肉親のDNA鑑定までを語ろう(1)
「うちの子供撮りたいから、使ってない一眼貸して。」
「おけ」
「まぁ、お礼としては、いつでも遊びに来てや。飯と宿はある。」
そんな連絡をしていたのに、孤独死しているかもしれない。
家族として全うに愛したつもりだった実弟の死の判断を待つ私の話。
某日、K市のUR管理事務所から電話があったようだったが、忙しかったし、借り主の弟に「何かあった?」とメールだけして子供の世話や晩御飯の準備をしていた。
1品目が終わり2品目の途中でふとスマホに目をやると、また電話のあった通知。
今度の語尾は110だった。URからの着信履歴の数時間後に語尾が110の電話なら、こちらもコンロの火を止めて折り返しをする。
K市の警察署につながり
「弟さんが亡くなっているかも知れません。電話を繋がるようにしておいてください。」
他にも色々話したが、端的に言うと。その時の私に出来るのは、配偶者を職場から呼び戻し、警察の指示に従い待つことだけだった。
配偶者が戻ってなお警察からの連絡はなく。
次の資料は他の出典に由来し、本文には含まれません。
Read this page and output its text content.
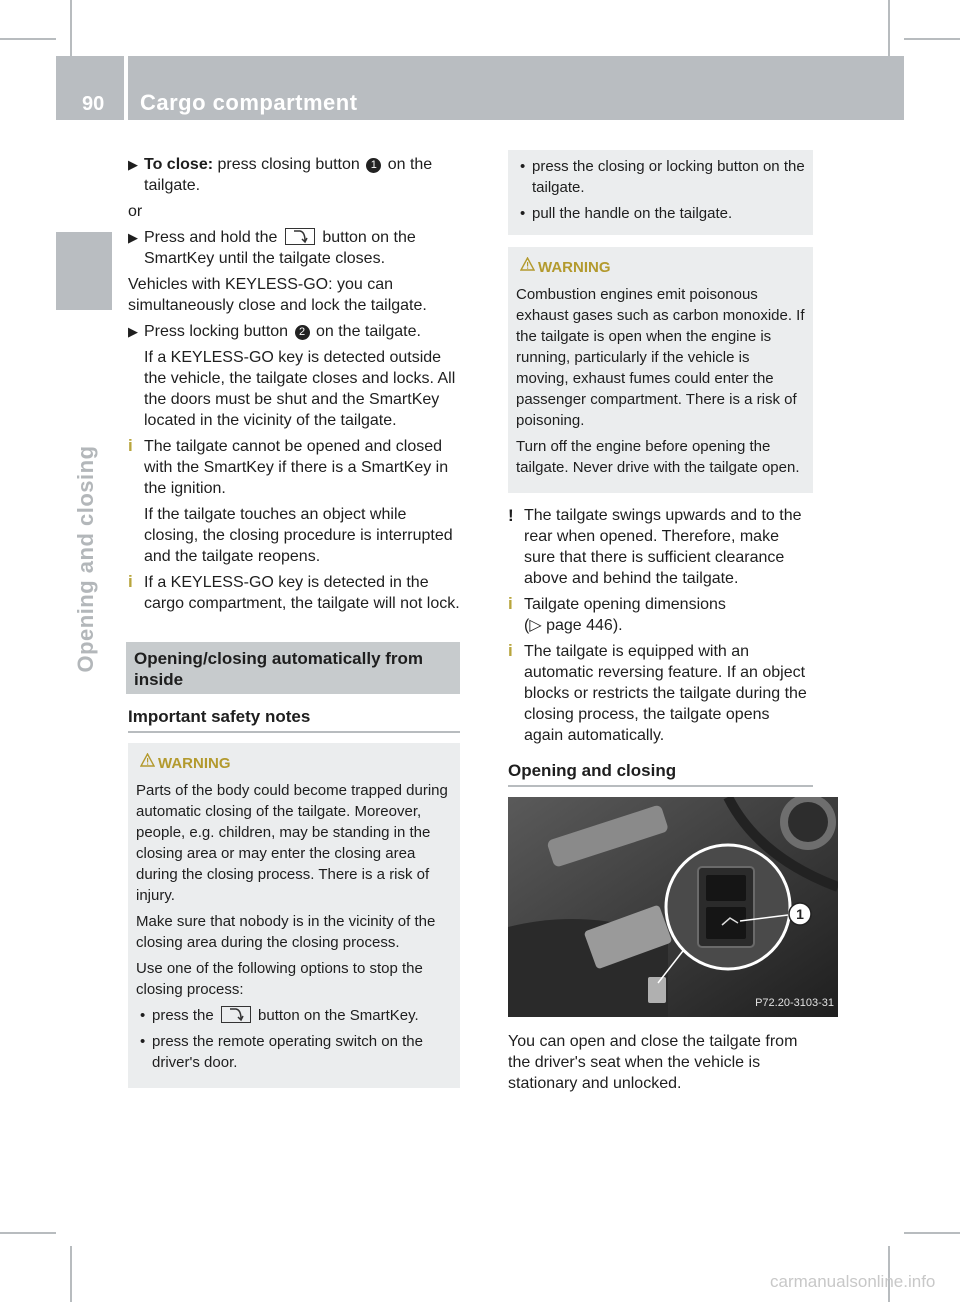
90 Cargo compartment
Opening and closing
▶ To close: press closing button 1 on the tailgate.
or
▶ Press and hold the
button on the SmartKey until the tailgate closes.
Vehicles with KEYLESS-GO: you can simultaneously close and lock the tailgate.
▶ Press locking button 2 on the tailgate.
If a KEYLESS-GO key is detected outside the vehicle, the tailgate closes and locks. All the doors must be shut and the SmartKey located in the vicinity of the tailgate.
i The tailgate cannot be opened and closed with the SmartKey if there is a SmartKey in the ignition.
If the tailgate touches an object while closing, the closing procedure is interrupted and the tailgate reopens.
i If a KEYLESS-GO key is detected in the cargo compartment, the tailgate will not lock.
Opening/closing automatically from inside
Important safety notes
WARNING

Parts of the body could become trapped during automatic closing of the tailgate. Moreover, people, e.g. children, may be standing in the closing area or may enter the closing area during the closing process. There is a risk of injury.

Make sure that nobody is in the vicinity of the closing area during the closing process.

Use one of the following options to stop the closing process:

• press the
button on the SmartKey.
• press the remote operating switch on the driver's door.
• press the closing or locking button on the tailgate.
• pull the handle on the tailgate.
WARNING

Combustion engines emit poisonous exhaust gases such as carbon monoxide. If the tailgate is open when the engine is running, particularly if the vehicle is moving, exhaust fumes could enter the passenger compartment. There is a risk of poisoning.

Turn off the engine before opening the tailgate. Never drive with the tailgate open.

! The tailgate swings upwards and to the rear when opened. Therefore, make sure that there is sufficient clearance above and behind the tailgate.
i Tailgate opening dimensions
(▷ page 446).
i The tailgate is equipped with an automatic reversing feature. If an object blocks or restricts the tailgate during the closing process, the tailgate opens again automatically.
Opening and closing
1
P72.20-3103-31
You can open and close the tailgate from the driver's seat when the vehicle is stationary and unlocked.
carmanualsonline.info
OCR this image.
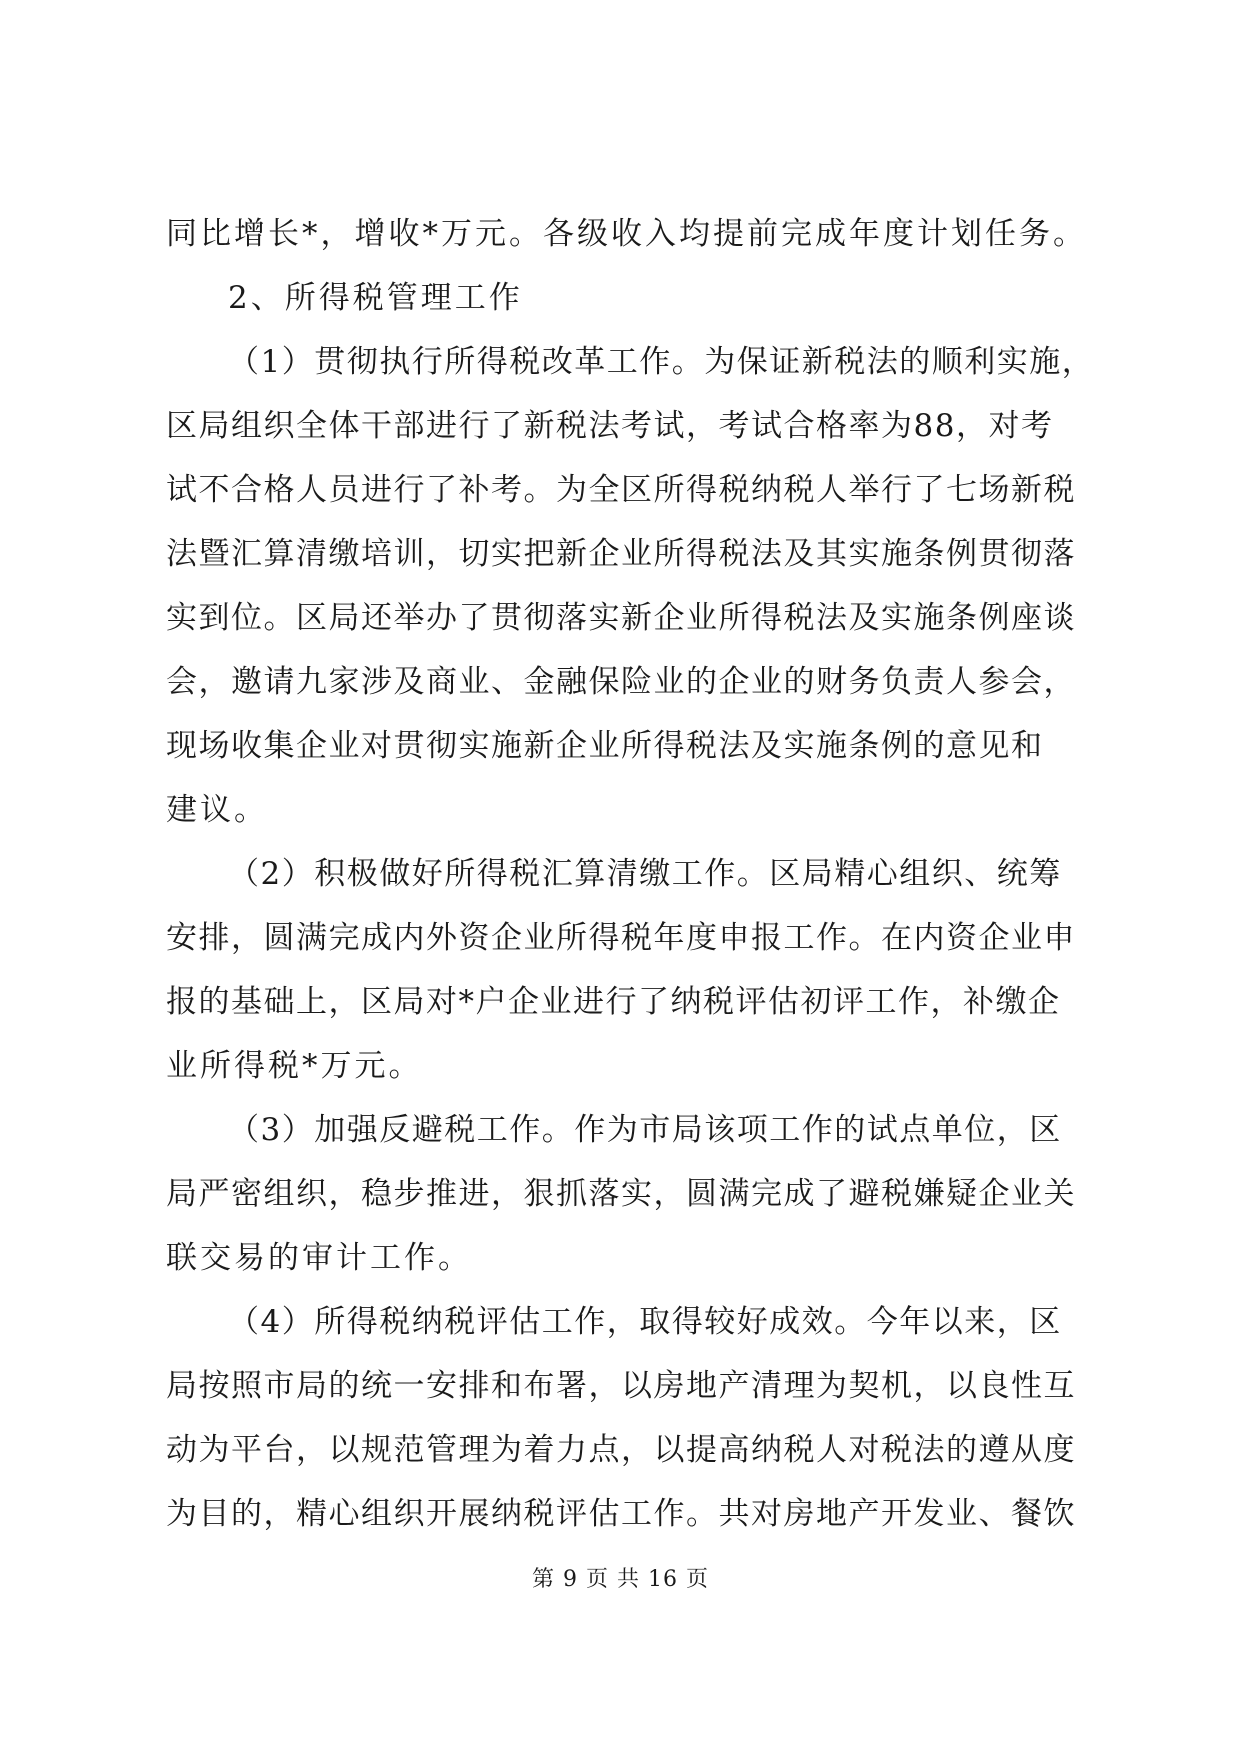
同比增长*，增收*万元。各级收入均提前完成年度计划任务。
2、所得税管理工作
（1）贯彻执行所得税改革工作。为保证新税法的顺利实施，
区局组织全体干部进行了新税法考试，考试合格率为88，对考
试不合格人员进行了补考。为全区所得税纳税人举行了七场新税
法暨汇算清缴培训，切实把新企业所得税法及其实施条例贯彻落
实到位。区局还举办了贯彻落实新企业所得税法及实施条例座谈
会，邀请九家涉及商业、金融保险业的企业的财务负责人参会，
现场收集企业对贯彻实施新企业所得税法及实施条例的意见和
建议。
（2）积极做好所得税汇算清缴工作。区局精心组织、统筹
安排，圆满完成内外资企业所得税年度申报工作。在内资企业申
报的基础上，区局对*户企业进行了纳税评估初评工作，补缴企
业所得税*万元。
（3）加强反避税工作。作为市局该项工作的试点单位，区
局严密组织，稳步推进，狠抓落实，圆满完成了避税嫌疑企业关
联交易的审计工作。
（4）所得税纳税评估工作，取得较好成效。今年以来，区
局按照市局的统一安排和布署，以房地产清理为契机，以良性互
动为平台，以规范管理为着力点，以提高纳税人对税法的遵从度
为目的，精心组织开展纳税评估工作。共对房地产开发业、餐饮
第 9 页 共 16 页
嫌な時間がすぎる。出来上がっていたご飯と、途中のご飯の残りを配偶者に任せ電話を見つめていた。子供は先に別のメニューを食べていたのが幸いだった。
「弟さん、1年前に仕事辞めてますが。お金に困ってたみたいですが、無心されていませんでしたか?」
警察の連絡時の言葉が脳を駆け巡り支配する。なぜそんなことに、何も分からない。
二度目の電話では
「腐敗が激しく、生前のお写真とでは比べられないので、お姉さんの細胞を採取してDNA鑑定させてくださいだった。」
これは、現在進行形の話なので、ここまでしか書けない。辛い。怖い。それでも、抗うしかない。生きるしかない。どのルートになるにしても、泥沼にならないようにする備忘録。